The vote came hours after he announced on television to the country that Castillo was dissolving Congress. He did so preemptively, three hours before the start of the congressional session in which a motion to dismiss him for “permanent moral incapacity” was to be debated and voted on due to allegations of corruption that are under investigation. Castillo also announced the start of an “exceptional emergency government” and the convening of a Constituent Assembly within nine months. He said that until the Constituent Assembly was installed, he would rule by decree. In his last message as president, he also decreed a curfew to begin at 10 o’clock that night. The curfew, as well as his other measures, was never applied. Hours later, Castillo was overthrown.

Boluarte was sworn in by Congress as Castillo was detained at a police station. A few demonstrations broke out in the capital Lima, but nowhere near large enough to reverse the coup which was nearly a year and a half in the making, the latest in Latin America’s long history of violence against radical transformations.

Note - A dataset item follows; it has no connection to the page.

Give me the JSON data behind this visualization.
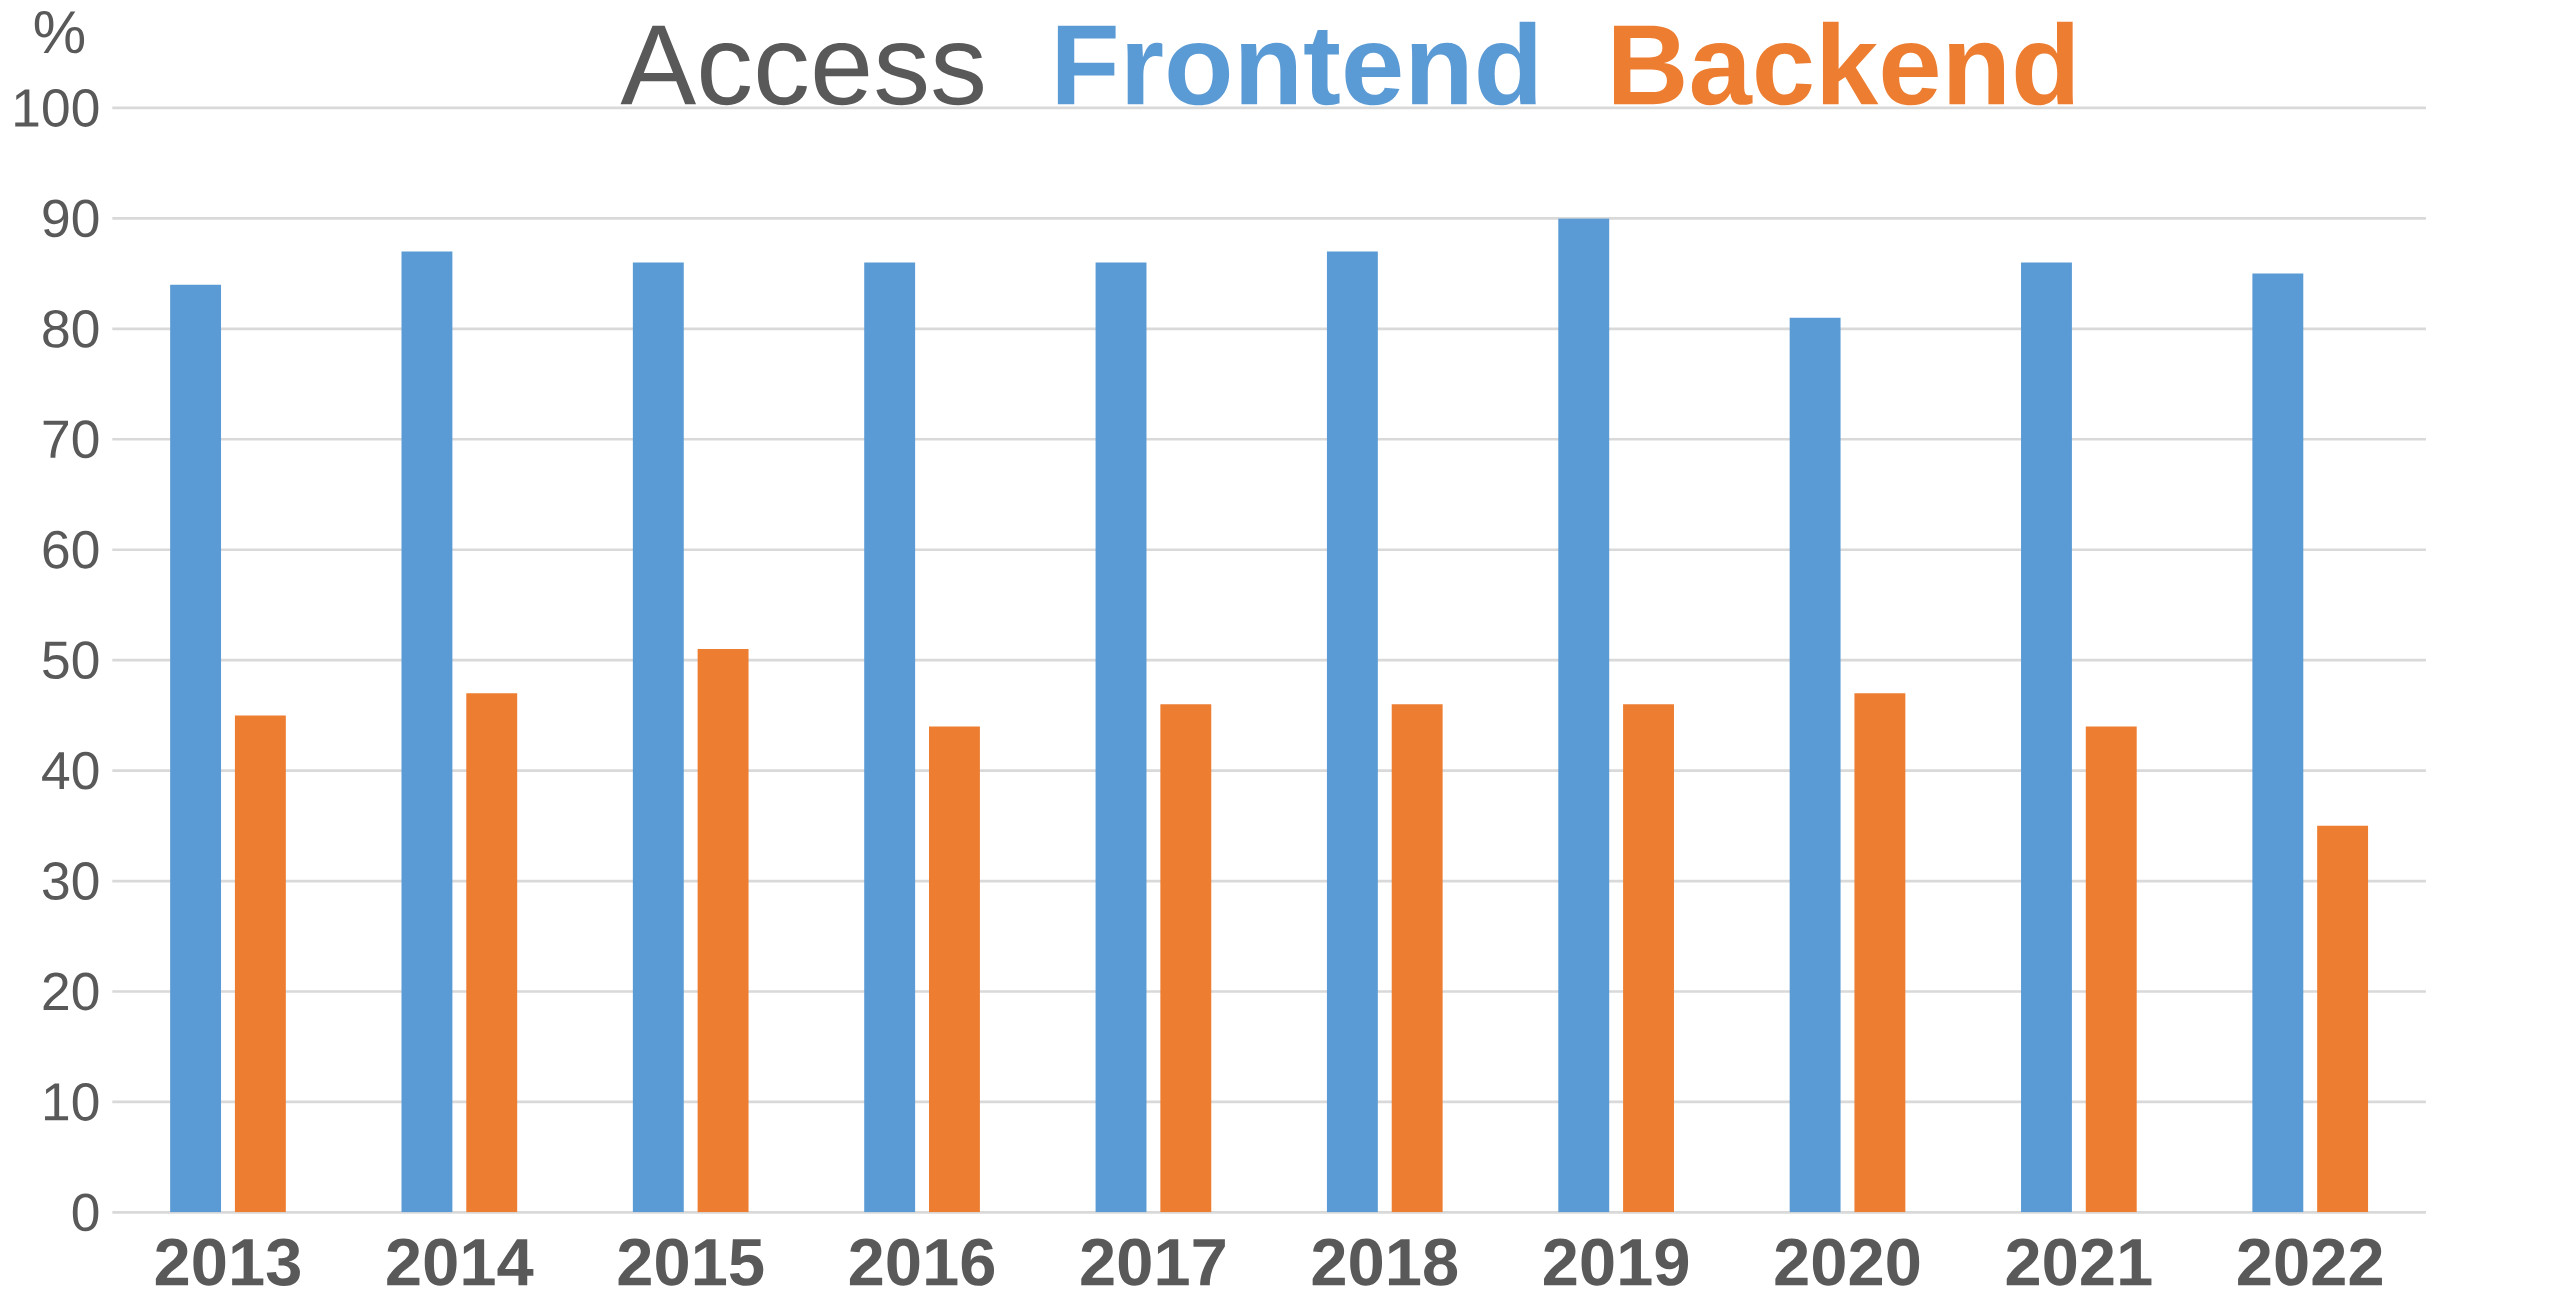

The coup against Pedro Castillo is a major setback for the current wave of progressive governments in Latin America and the people’s movements that elected them. This coup and the arrest of Castillo are stark reminders that the ruling elites of Latin America will not concede any power without a bitter fight to the end. And now that the dust has settled, the only winners are the Peruvian oligarchy and their friends in Washington.

Manolo De Los Santos is the co-executive director of the People’s Forum and is a researcher at Tricontinental: Institute for Social Research.